しかし、後発のPASPYは当初からICOCAの片乗り入れを受け入れていたのに対し、長崎スマートカードはnimocaが立ち上がった後も乗り入れや相互利用などのサービス拡大を図らずガラパゴス化。2013年にnimocaが全国相互利用に参加した後も、nimocaはもちろんSUGOCA(JR九州)など他の種類の交通系ICカードもここまで一切、長崎スマートカードのエリアでは使えませんでした。

2016年、同種の独自ICカードを導入した宮崎交通(宮崎市、『宮交バスカ』)がnimocaに全面的に切り替えたのをきっかけに、長崎県バス協会でも次期システムへの移行時期に全国相互利用が可能なnimocaへ切り替えることが検討されましたが、長崎バス(長崎市)がこれに反発します。

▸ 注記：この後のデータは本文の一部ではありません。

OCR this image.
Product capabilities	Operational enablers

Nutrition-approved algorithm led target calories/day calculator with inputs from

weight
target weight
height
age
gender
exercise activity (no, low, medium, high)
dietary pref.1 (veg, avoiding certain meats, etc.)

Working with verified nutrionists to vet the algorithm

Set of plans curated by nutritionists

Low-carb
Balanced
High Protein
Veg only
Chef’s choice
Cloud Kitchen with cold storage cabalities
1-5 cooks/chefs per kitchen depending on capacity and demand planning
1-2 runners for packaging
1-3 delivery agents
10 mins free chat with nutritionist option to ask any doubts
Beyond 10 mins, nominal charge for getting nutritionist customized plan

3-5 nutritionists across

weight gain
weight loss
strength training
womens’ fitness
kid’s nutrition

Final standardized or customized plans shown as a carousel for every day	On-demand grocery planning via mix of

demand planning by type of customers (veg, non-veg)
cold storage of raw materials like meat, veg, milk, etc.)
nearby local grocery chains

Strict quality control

「nimocaは福岡の会社。個人情報や運賃収入が長崎県外に流出してしまう」

などと難癖を付けた長崎バスはあくまで独自方式にこだわることにし、Tポイントジャパン(東京都目黒区)と提携した『エヌタスTカード』の発行を始めてしまいます。この結果、長崎スマートカードの後継は長崎バスグループ専用のエヌタスTカードと、他社のnimocaに二分されることになってしまいました。

長崎空港(長崎県大村市)と長崎市内を結ぶリムジンバスは、県営バスと長崎バスの2社が運行していますが、長崎スマートカードでは両社とも利用できたものの、長崎バス便はエヌタスTカードを持っていない他県からの旅行者は現金しか使えなくなる恐れがありました。このため、長崎バスでは県内他社に先駆けてnimocaの片乗り入れ利用(nimocaおよび全国相互利用可能な交通系ICカードは長崎バスで乗車に利用できるが、チャージはできない。またエヌタスTカードは他社で使用できない)を受け入れることにし、2月16日(日)付で運用を開始しました。これにより旅行者に対する利便は確保されました。なお西鉄が販売する九州島内バスフリー乗車券『SUNQパス』は、今後も県営・長崎バスの両方で利用できます。

現行の長崎スマートカードは、長崎バスでは既に昨年12月27日限りで取り扱いを終了しています。他の事業者でも、3月22日のnimoca運用開始後は積み増し(チャージ)が出来なくなり、6月30日で利用終了、7月1日からは5年間の予定で払い戻しのみの受付となります。なお、払い戻しの際には手数料分として残高の1/11(9.1%)が引かれてしまうため、バス協会ではスマートカードの残高をできることなら全額使い切ってほしいと呼びかけています。